When Argentina broke away from Spain & earned its independence in 1816, some people wanted to invite a European monarch to establish their own kingdom… sort of an Empire of the Río de la Plata. The idea isn’t far-fetched since Brazil was a separate Portuguese empire at the same time. But those in favor of a monarch didn’t have the majority.

The biggest issue centered on the role of Buenos Aires in the new nation, specifically the money it received from port taxes. Unitarios wanted Buenos Aires to become the capital city & keep all revenue from international trade. Opposing federales wanted a confederation—an alliance among equals—which would commit Buenos Aires to give other provinces access to their income. Definitely a touchy issue.

As the major port of the nation, foreign trade brought lots of money into Buenos Aires & exporters wanted to maintain the status quo. By placing the national capital in the same spot as the economic center, Federalists feared that the rest of Argentina would be neglected. In the end, the struggle over Confederation vs. Republic was settled in favor of Buenos Aires. Unitarian predictions came true as national growth has been skewed toward the capital ever since.

A strong supporter of BsAs, Quiroga thought that Rosas could resolve the conflict & pledged his support. But when Rosas began ruling Argentina like a monarch, Quiroga switched sides. Ignoring warnings of a conspiracy against his life, Quiroga was ambushed & killed in central Argentina. Eventually his remains were transferred to Recoleta Cemetery.
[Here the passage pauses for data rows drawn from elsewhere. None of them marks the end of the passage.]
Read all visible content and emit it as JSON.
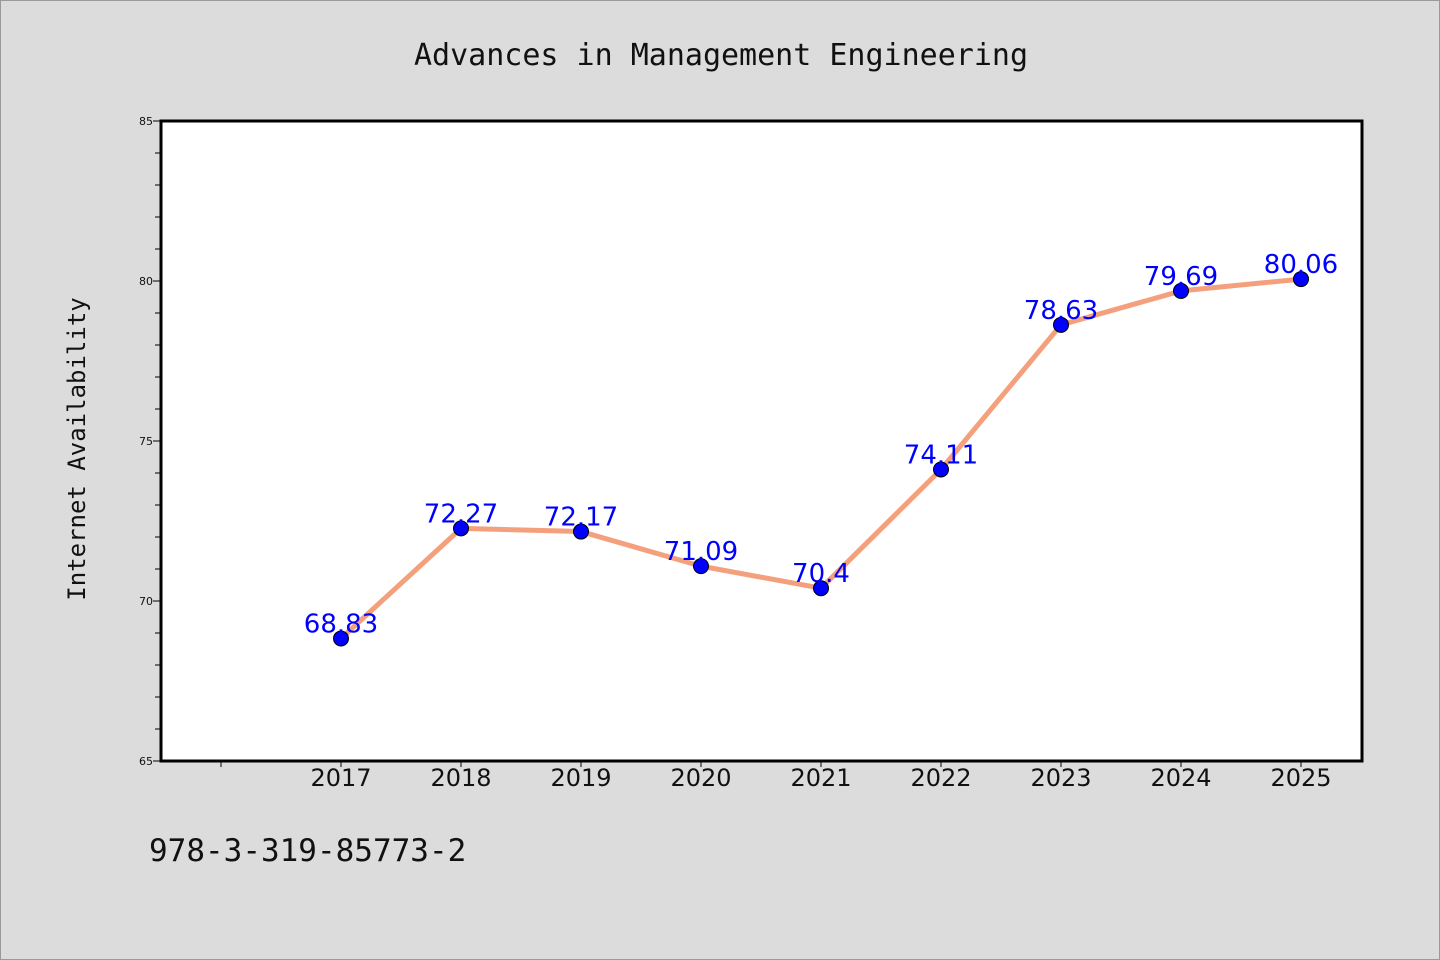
{
  "chart_data": {
    "type": "line",
    "title": "Advances in Management Engineering",
    "xlabel": "",
    "ylabel": "Internet Availability",
    "categories": [
      "2017",
      "2018",
      "2019",
      "2020",
      "2021",
      "2022",
      "2023",
      "2024",
      "2025"
    ],
    "series": [
      {
        "values": [
          68.83,
          72.27,
          72.17,
          71.09,
          70.4,
          74.11,
          78.63,
          79.69,
          80.06
        ],
        "labels": [
          "68.83",
          "72.27",
          "72.17",
          "71.09",
          "70.4",
          "74.11",
          "78.63",
          "79.69",
          "80.06"
        ],
        "line_color": "#f4a07c",
        "marker_color": "#0000ff"
      }
    ],
    "ylim": [
      65,
      85
    ],
    "yticks": [
      "65",
      "70",
      "75",
      "80",
      "85"
    ],
    "grid": false,
    "legend": "none"
  },
  "footer": {
    "isbn": "978-3-319-85773-2"
  },
  "colors": {
    "background": "#dcdcdc",
    "plot_background": "#ffffff"
  }
}
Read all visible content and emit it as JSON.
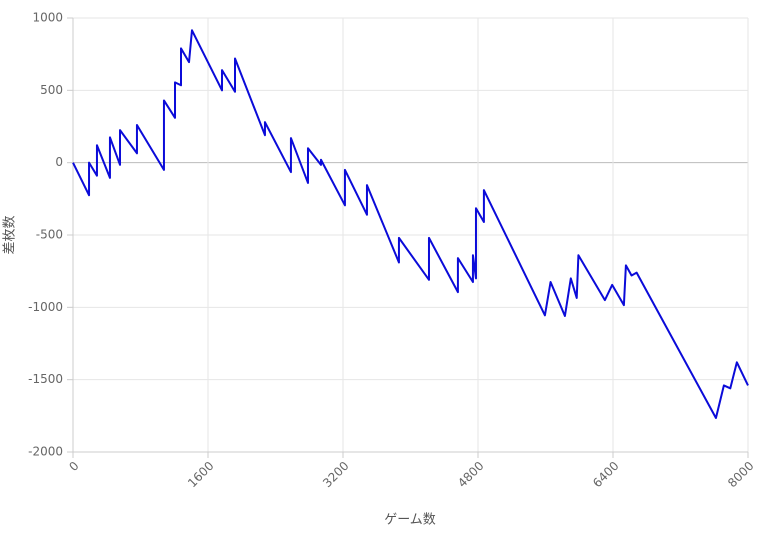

His place in history was guaranteed when future President Domingo Sarmiento wrote a harsh biography of Quiroga… still required reading in the Argentine curriculum. For Sarmiento, Quiroga embodied the stereotype of the gaucho: unable to think off his horse, wild, savage, & the opposite of progress. Not the most accurate of depictions, this image of Quiroga served to promote urban development at a time when Argentina needed guidance:

Sarmiento, Facundo, Recoleta Cemetery

Quiroga’s story is interesting but so is his tomb. Although weathered over time, the statue of Mary is a beautiful work of art made of Italian artist Antonio Tantardini. Note the delicate lacework details on her shawl. And yes, you’re seeing double. A miniature copy of this statue crowns the dome of another tomb nearby:

Juan Facundo Quiroga, Recoleta Cemetery

Juan Facundo Quiroga, Recoleta Cemetery

Legend claimed that the coffin of Quiroga was buried upright, perhaps so he would be one of the first out during the Second Coming of Christ. Excavations in 2004 confirmed his fate… Quiroga was indeed buried upright, hidden behind a wall underground. He was controversial enough that family & friends were afraid someone might break into the cemetery to deface his remains. Sure, it’s gruesome, but that’s one way to have the last word… when your opponent can’t fight back.